That is what’s happening in Texas where Ryan Sitton, one of three members of the Railroad Commission of Texas, which regulates the state’s oil industry, has called for Texas to impose production limits, a drastic move that hasn’t been employed since 1973.

The Commission appears to be taking the possibility of ordering oil production cuts seriously. Commissioner Sitton has even been invited to address OPEC at its June meeting in Vienna. 

Why cut Texas oil production? Sitton is concerned, as many are, about Russia’s decision to break ties with Saudi Arabia and that country’s decision to maximize its own oil output. Saudi Arabia’s move has sent oil prices into a nosedive, recently reaching their lowest level since the 1991 Gulf War. 
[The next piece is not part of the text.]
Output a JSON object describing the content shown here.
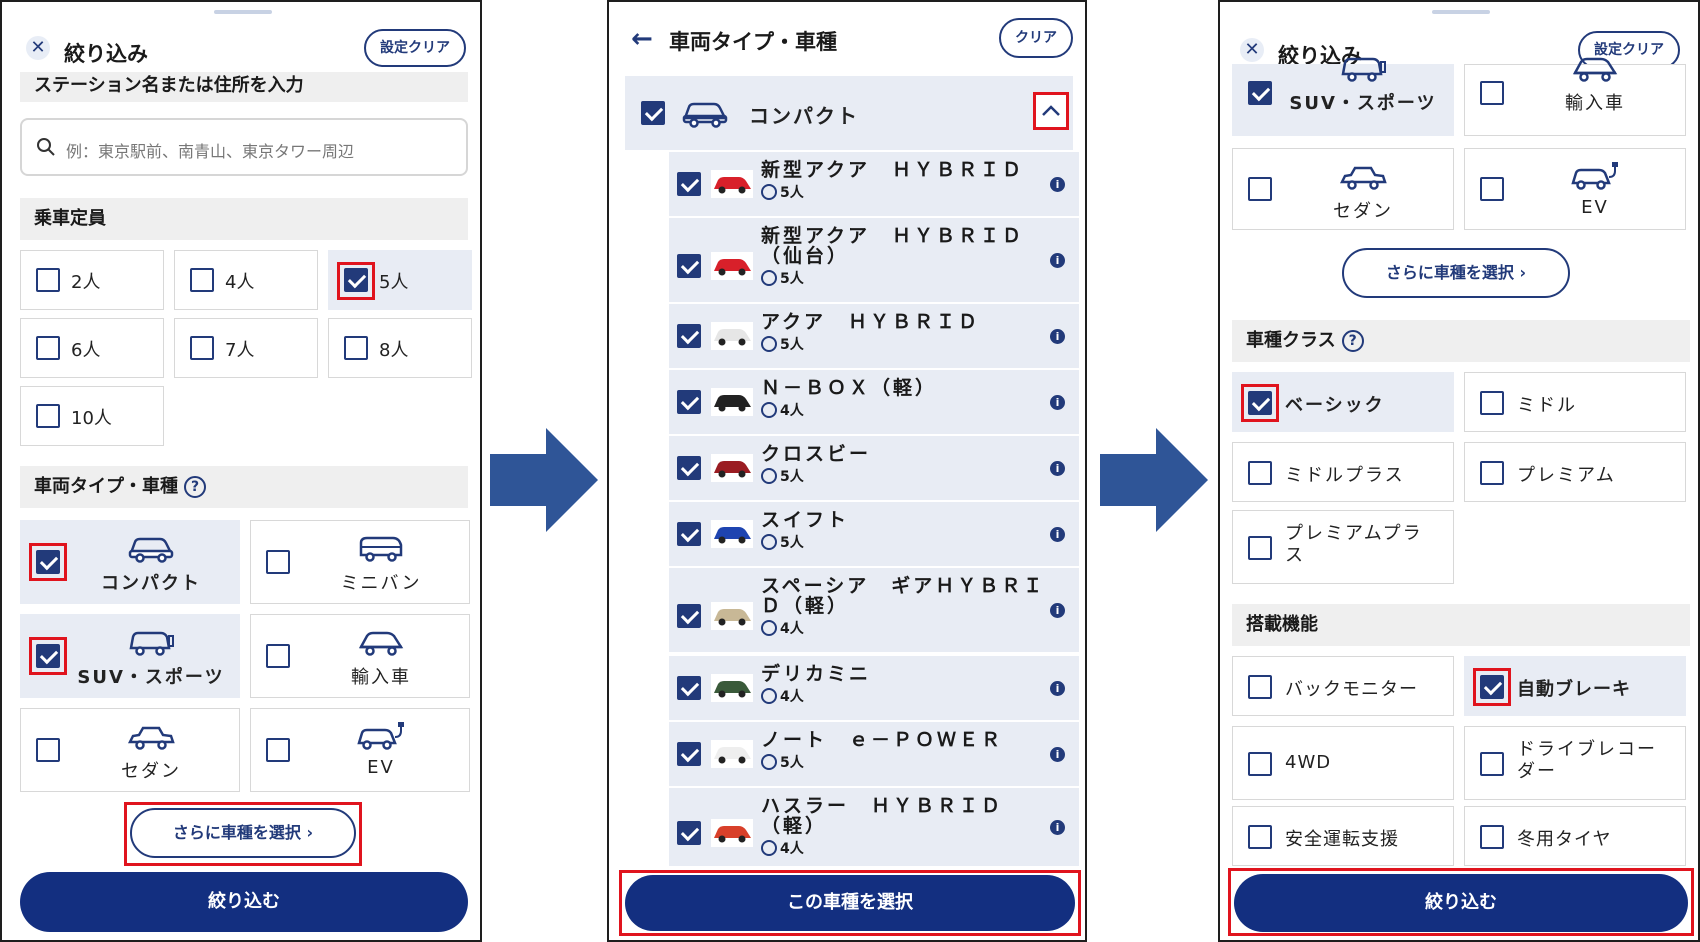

Sitton isn’t the only one hitting the panic button about oil prices. In Washington, D.C., Senators Jim Inhofe of Oklahoma and Roger Wicker of Mississippi are leading a push to impose new tariffs on Saudi oil imports.

To be sure, oil prices in the $20 range are bad news for domestic producers. But no one wins if we limit American oil production or plunge ourselves into a price war. The better solution? Stay the course and trust in America’s vast supplies to dominate the market. 
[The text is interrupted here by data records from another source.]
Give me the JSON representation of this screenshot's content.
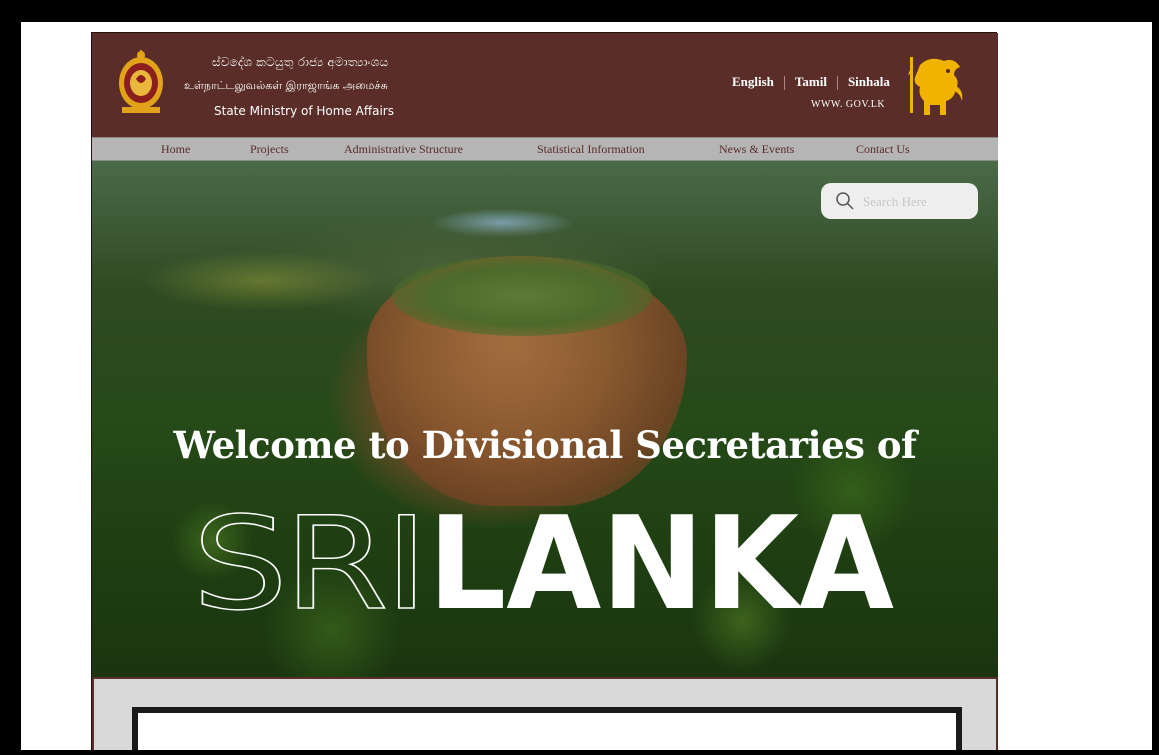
{
  "header": {
    "ministry_sinhala": "ස්වදේශ කටයුතු රාජ්‍ය අමාත්‍යාංශය",
    "ministry_tamil": "உள்நாட்டலுவல்கள் இராஜாங்க அமைச்சு",
    "ministry_english": "State Ministry of Home Affairs",
    "languages": [
      "English",
      "Tamil",
      "Sinhala"
    ],
    "gov_link": "WWW. GOV.LK",
    "emblem_icon": "sri-lanka-emblem-icon",
    "lion_icon": "lion-flag-icon"
  },
  "nav": {
    "items": [
      "Home",
      "Projects",
      "Administrative Structure",
      "Statistical Information",
      "News & Events",
      "Contact Us"
    ]
  },
  "hero": {
    "search_placeholder": "Search Here",
    "welcome": "Welcome to Divisional Secretaries of",
    "title_part1": "SRI",
    "title_part2": "LANKA"
  },
  "colors": {
    "brand": "#5a2d28",
    "nav_bg": "#b5b5b5",
    "accent": "#f0b400"
  }
}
The United States is now the world’s largest oil producer, responsible for about 40 percent of global oil production. That dominance is only going to grow as an oil discovery in West Texas will provide between 46 billion and 230 billion barrels of new oil. This new find, the largest in history, will keep the United States on the path to dominate oil markets and add to an industry that employs more than 360,000 people in Texas alone.

The oil industry largely opposes Sitton’s proposal, as well as congressional calls for tariffs. The reason? While the Russia-Saudi oil war is creating problems in the short term, the long-term outlook for the U.S. oil industry is robust. Moreover, the oil industry has, for decades, demonstrated its ability to weather uncertain markets without resorting to trying to manage the market.

Thankfully, the message from Railroad Commission Chairman Wayne Christian last week was that the state should stay the current course. He noted that Texas doesn’t operate in a vacuum and that curtailment of production in Texas is no guarantee that other nations or states would follow suit. The chairman pointed out that free-market principles are the best approach and that lawmakers should avoid tariffs or production limits to support prices artificially. 

The United States has a long history of championing free markets, one reason the American oil industry is globally competitive. Cutting back American oil production or imposing tariffs would ultimately hurt U.S. refiners and consumers and cost jobs in places like Texas. Production quotas in Texas would hurt the state’s most efficient producers, raise prices for customers, and make it more difficult for the U.S. to criticize OPEC in the future.

The reality is that America’s new oil dominance has threatened the oil powers of the past, including Russia and Saudi Arabia. It’s a significant reason why they decided to flood the market with oil right now. By doing so, they hope to put a dagger in the heart of American shale producers and challenge the new paradigm of U.S. oil leadership. If we give in to bullying by these nations by cutting our oil production, we send the signal that they are winning the price war.

We won’t help the oil industry rebound by trying to game the market. These are tough times, but hasty policy decisions will only make them worse. We should be trying to grow America’s share of the global market rather than shrinking it. Protectionist trade measures aren’t the answer either. 

The winning path is to face this challenge head-on, trusting the fundamentals of an American oil market poised for growing production. Hasty reactions, including import tariffs and production cuts, only create collateral damage for U.S. companies and consumers.